I think what happened is the Wesley twins noticed that they had contradictory beliefs:
“We’ve been to every room”
“We’ve seen the Chamber of Secrets on the map before”
“We haven’t been in the CoS”
Thus they know for a fact that something about the map is fucking with their memory or perception. Hence “Someone said a rude word.”
They might not ordinarily have such patience, but Luna’s appeal to their pride should’ve helped. Plus this involves the Weasley twins telling tales of their escapades, which they surely enjoy.
This bit bothered me too, it’s pretty out-of-character for them. I think they’d indulge her going over it once, but not twice or thrice, so it’d be better if @lsusr rewrote this chapter to add some reactions of theirs and some reason they’d accept it, and her managing to figure it out after that one single attempt.
One option might be her figuring out one smaller-ish thing at her first attempt, let’s say, the Chamber of Secrets, making them excited. Then drop the second attempt, moving straight to the third attempt, where the two truly secret areas are revealed, and adding their reaction at this.
Maybe she reminds them of Harry.
I like this idea. Maybe she could even say something in particular that reminds them?
Especially as no character has given a reason to suspect any sort of “perception filter” a la Doctor Who. Incidentally, didn’t Hogwarts often reconfigure itself in HPMOR? Seems odd, then, that Fred/George believe they’ve seen it all.

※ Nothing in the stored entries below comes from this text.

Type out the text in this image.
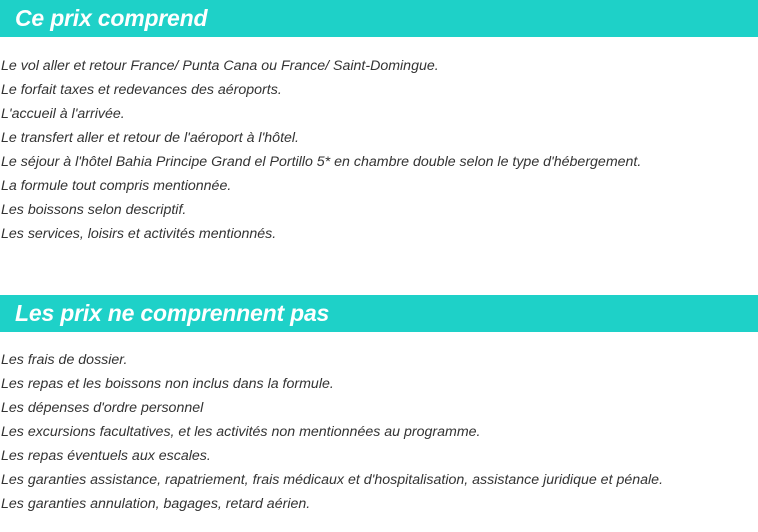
Ce prix comprend
Le vol aller et retour France/ Punta Cana ou France/ Saint-Domingue.
Le forfait taxes et redevances des aéroports.
L'accueil à l'arrivée.
Le transfert aller et retour de l'aéroport à l'hôtel.
Le séjour à l'hôtel Bahia Principe Grand el Portillo 5* en chambre double selon le type d'hébergement.
La formule tout compris mentionnée.
Les boissons selon descriptif.
Les services, loisirs et activités mentionnés.
Les prix ne comprennent pas
Les frais de dossier.
Les repas et les boissons non inclus dans la formule.
Les dépenses d'ordre personnel
Les excursions facultatives, et les activités non mentionnées au programme.
Les repas éventuels aux escales.
Les garanties assistance, rapatriement, frais médicaux et d'hospitalisation, assistance juridique et pénale.
Les garanties annulation, bagages, retard aérien.
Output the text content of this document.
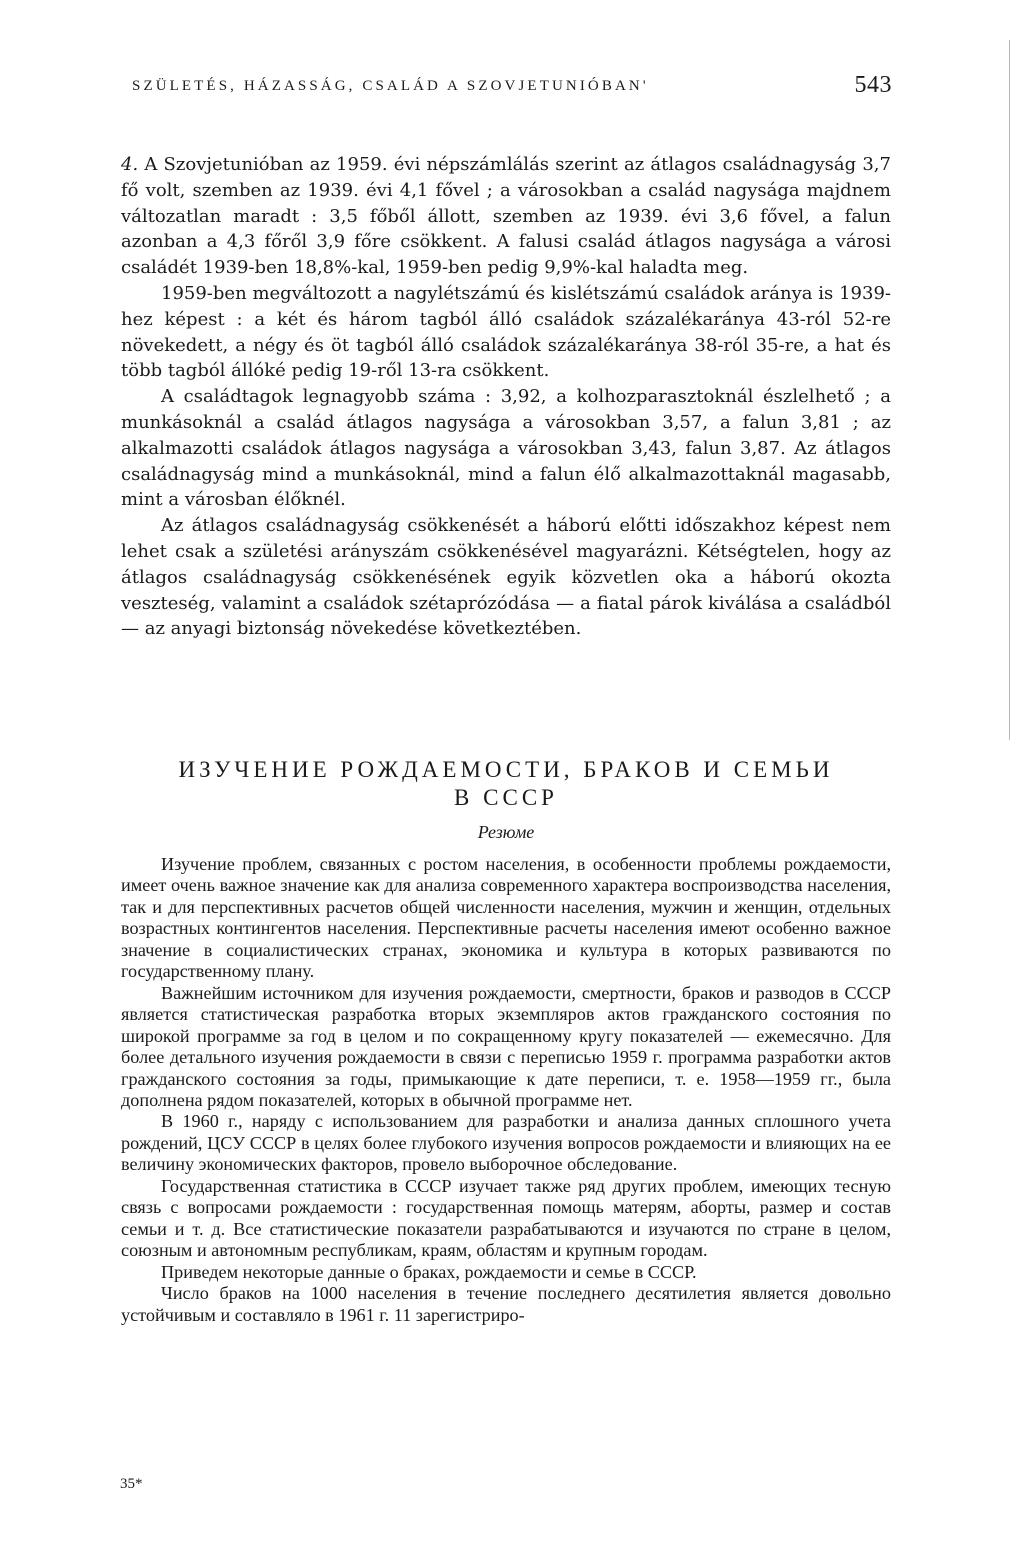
SZÜLETÉS, HÁZASSÁG, CSALÁD A SZOVJETUNIÓBAN'	543

4. A Szovjetunióban az 1959. évi népszámlálás szerint az átlagos családnagyság 3,7 fő volt, szemben az 1939. évi 4,1 fővel ; a városokban a család nagysága majdnem változatlan maradt : 3,5 főből állott, szemben az 1939. évi 3,6 fővel, a falun azonban a 4,3 főről 3,9 főre csökkent. A falusi család átlagos nagysága a városi családét 1939-ben 18,8%-kal, 1959-ben pedig 9,9%-kal haladta meg.

1959-ben megváltozott a nagylétszámú és kislétszámú családok aránya is 1939-hez képest : a két és három tagból álló családok százalékaránya 43-ról 52-re növekedett, a négy és öt tagból álló családok százalékaránya 38-ról 35-re, a hat és több tagból állóké pedig 19-ről 13-ra csökkent.

A családtagok legnagyobb száma : 3,92, a kolhozparasztoknál észlelhető ; a munkásoknál a család átlagos nagysága a városokban 3,57, a falun 3,81 ; az alkalmazotti családok átlagos nagysága a városokban 3,43, falun 3,87. Az átlagos családnagyság mind a munkásoknál, mind a falun élő alkalmazottaknál magasabb, mint a városban élőknél.

Az átlagos családnagyság csökkenését a háború előtti időszakhoz képest nem lehet csak a születési arányszám csökkenésével magyarázni. Kétségtelen, hogy az átlagos családnagyság csökkenésének egyik közvetlen oka a háború okozta veszteség, valamint a családok szétaprózódása — a fiatal párok kiválása a családból — az anyagi biztonság növekedése következtében.

ИЗУЧЕНИЕ РОЖДАЕМОСТИ, БРАКОВ И СЕМЬИ
В СССР
Резюме

Изучение проблем, связанных с ростом населения, в особенности проблемы рождаемости, имеет очень важное значение как для анализа современного характера воспроизводства населения, так и для перспективных расчетов общей численности населения, мужчин и женщин, отдельных возрастных контингентов населения. Перспективные расчеты населения имеют особенно важное значение в социалистических странах, экономика и культура в которых развиваются по государственному плану.

Важнейшим источником для изучения рождаемости, смертности, браков и разводов в СССР является статистическая разработка вторых экземпляров актов гражданского состояния по широкой программе за год в целом и по сокращенному кругу показателей — ежемесячно. Для более детального изучения рождаемости в связи с переписью 1959 г. программа разработки актов гражданского состояния за годы, примыкающие к дате переписи, т. е. 1958—1959 гг., была дополнена рядом показателей, которых в обычной программе нет.

В 1960 г., наряду с использованием для разработки и анализа данных сплошного учета рождений, ЦСУ СССР в целях более глубокого изучения вопросов рождаемости и влияющих на ее величину экономических факторов, провело выборочное обследование.

Государственная статистика в СССР изучает также ряд других проблем, имеющих тесную связь с вопросами рождаемости : государственная помощь матерям, аборты, размер и состав семьи и т. д. Все статистические показатели разрабатываются и изучаются по стране в целом, союзным и автономным республикам, краям, областям и крупным городам.

Приведем некоторые данные о браках, рождаемости и семье в СССР.

Число браков на 1000 населения в течение последнего десятилетия является довольно устойчивым и составляло в 1961 г. 11 зарегистриро-

35*
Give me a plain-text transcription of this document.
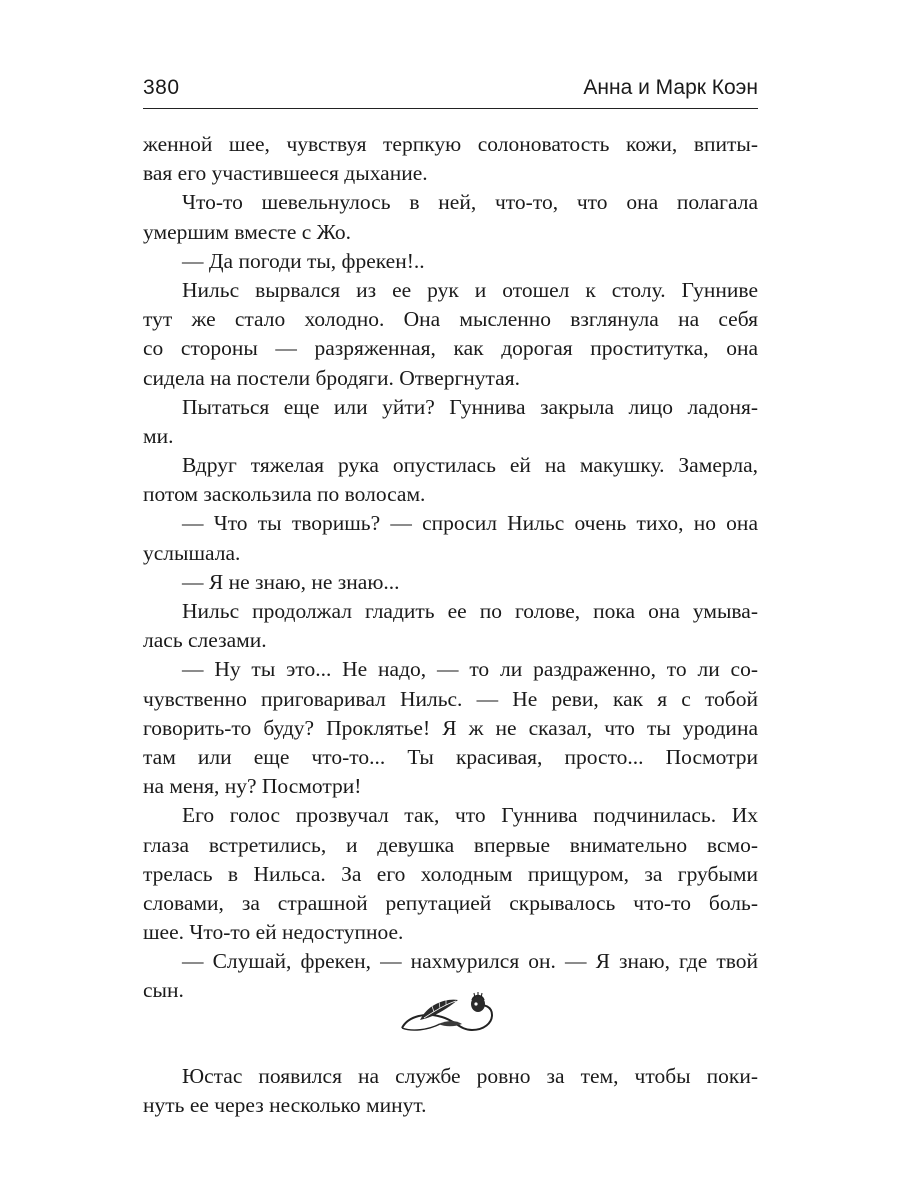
380	Анна и Марк Коэн
женной шее, чувствуя терпкую солоноватость кожи, впиты-
вая его участившееся дыхание.
Что-то шевельнулось в ней, что-то, что она полагала
умершим вместе с Жо.
— Да погоди ты, фрекен!..
Нильс вырвался из ее рук и отошел к столу. Гунниве
тут же стало холодно. Она мысленно взглянула на себя
со стороны — разряженная, как дорогая проститутка, она
сидела на постели бродяги. Отвергнутая.
Пытаться еще или уйти? Гуннива закрыла лицо ладоня-
ми.
Вдруг тяжелая рука опустилась ей на макушку. Замерла,
потом заскользила по волосам.
— Что ты творишь? — спросил Нильс очень тихо, но она
услышала.
— Я не знаю, не знаю...
Нильс продолжал гладить ее по голове, пока она умыва-
лась слезами.
— Ну ты это... Не надо, — то ли раздраженно, то ли со-
чувственно приговаривал Нильс. — Не реви, как я с тобой
говорить-то буду? Проклятье! Я ж не сказал, что ты уродина
там или еще что-то... Ты красивая, просто... Посмотри
на меня, ну? Посмотри!
Его голос прозвучал так, что Гуннива подчинилась. Их
глаза встретились, и девушка впервые внимательно всмо-
трелась в Нильса. За его холодным прищуром, за грубыми
словами, за страшной репутацией скрывалось что-то боль-
шее. Что-то ей недоступное.
— Слушай, фрекен, — нахмурился он. — Я знаю, где твой
сын.
Юстас появился на службе ровно за тем, чтобы поки-
нуть ее через несколько минут.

In parts 1 and 2 Luna is shown as being at the same time a paranoid conspiracy theorist[1], as well as a skeptic, and someone possessing, for whatever reason, a natural resistance to perception filters[2], all of these traits combining into making her into someone who questions everything and everyone, even if that questioning tends to look pretty random to everyone else. Therefore, it seems to me pretty reasonable for her to question the truthfulness of the map, as it looks a little bit too convenient, a little bit too easy, for a paranoid who takes to heart the notion the best place to hide is in plain sight, to accept. Those with that inclination tend to think “What better way to hide the top secrets if not by making available carefully curated lesser secrets that will redirect curious folk away from the truly important secrets?”, witness QAnon, and therefore go after the presumed true secrets.
What’s distinctive in this case is that Luna’s paranoia is actually merited, and leads to the actual uncovering of actual deeper secrets behind the shallow, distraction secrets.
Which fits with her canon counterpart.
It wouldn’t surprise me if, differently from her canon counterpart, this Luna were able to see thestrals despite never having seen someone die. I’d like to suggest @lsusr to change chapter 1 slightly to refer to her mother as still alive. Those who remember from the books she’s able to see thestrals because she saw her mother die in a magic accident will then wonder.